The Hh signaling pathway is activated when one of the three Hh ligands, Sonic Hedgehog (SHH), Indian Hedgehog (IHH) or Desert Hedgehog (DHH), binds to 12-pass transmembrane receptor Patched 1 (PTCH1) or Patched 2 (PTCH2) thus suppressing its activity. In the absence of Hh ligands, activated PTCH1 represses Hh signaling [13, 14]. PTCH1 is the main receptor of the Hh signaling pathway. The human PTCH1 gene encodes a transmembrane glycoprotein of 1447 amino acids (~ 161 kDa) [15]. PTCH1 receptor contains transmembrane domain (TMD), two large extracellular domains (ECDs), ECD1 and ECD2, and three large cytoplasmic domains, N-terminal domain (NTD), middle loop (ML) and C-terminal domain (CTD) [16, 17].
Although PTCH1 is a negative regulator of Hh signaling, this receptor serves as a marker of canonical Hh signaling activation [18]. Since the PTCH1 gene contains binding sites for GLI transcription factors, its expression is enhanced when Hh signaling is activated, creating a negative feedback loop [19, 20]. If this protein loses its function, either due to gene mutations or epimutations, aberrant activation of the Hh signaling will occur [12]. Inactivating mutations and hypermethylation of the PTCH1 gene have been observed in various cancers [21–27]. However, numerous studies have shown that PTCH1 protein, otherwise known to act as a tumor suppressor, has increased expression in many different cancers, including breast, prostate, lung, colon, brain tumors, and melanoma [28–30]. A recent study has shown that the PTCH1 receptor can also serve as a transporter that releases chemotherapeutic agents out of the cell and thus contributes to chemotherapy resistance [30]. The increased expression of PTCH1 protein in tumor tissue can be explained by possible changes in the structure and function of this protein in malignant tissue. These changes could be triggered by mutations in the PTCH1 gene whereby PTCH1 could lose its original tumor suppressor role and gain a new tumor promoter role [22].
Increased expression of the PTCH protein has also been observed in ovarian cancer, where expression of this protein was increased stepwise in benign, borderline, and malignant neoplasms [31]. PTCH protein expression was associated with increased tumor cell proliferation and was positively correlated with poor survival of patients with ovarian cancer [31, 32]. On the other hand, there are studies with conflicting results where reduced expression of PTCH1 protein has been observed in tumor tissue and ovarian cancer cell lines [33, 34]. Patients with decreased expression of PTCH1 protein were found to have a poorer prognosis than patients with increased expression of this protein [34].
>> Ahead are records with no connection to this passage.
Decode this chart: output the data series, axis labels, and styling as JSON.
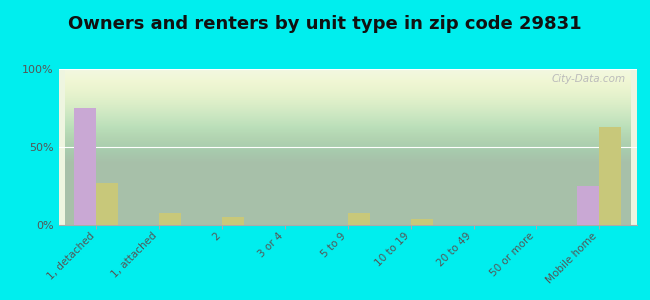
{
  "title": "Owners and renters by unit type in zip code 29831",
  "categories": [
    "1, detached",
    "1, attached",
    "2",
    "3 or 4",
    "5 to 9",
    "10 to 19",
    "20 to 49",
    "50 or more",
    "Mobile home"
  ],
  "owner_values": [
    75,
    0,
    0,
    0,
    0,
    0,
    0,
    0,
    25
  ],
  "renter_values": [
    27,
    8,
    5,
    0,
    8,
    4,
    0,
    0,
    63
  ],
  "owner_color": "#c9a8d4",
  "renter_color": "#c8c87a",
  "background_color": "#00eeee",
  "ylim": [
    0,
    100
  ],
  "yticks": [
    0,
    50,
    100
  ],
  "ytick_labels": [
    "0%",
    "50%",
    "100%"
  ],
  "bar_width": 0.35,
  "title_fontsize": 13,
  "watermark": "City-Data.com"
}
Although the studies mentioned above have shown that PTCH1 could be involved in the molecular pathogenesis of ovarian cancer, its role in ovarian cancer, as well as in certain histological subtypes of ovarian cancer, has not been sufficiently investigated. Therefore, we decided to investigate the role of PTCH1 protein, as well as changes in the promoter methylation status of the corresponding gene, in serous ovarian carcinomas. We found that PTCH1 protein may play an active role in the molecular pathogenesis of both LGSCs and HGSCs. Also, we indicated the importance of nuclear localization of PTCH1 protein in cancer cells, which can be linked with the development and progression of these carcinomas, and showed that of DNA methylation of the PTCH1 gene promoter is not a potential mechanism involved in the pathogenesis of serous ovarian carcinomas.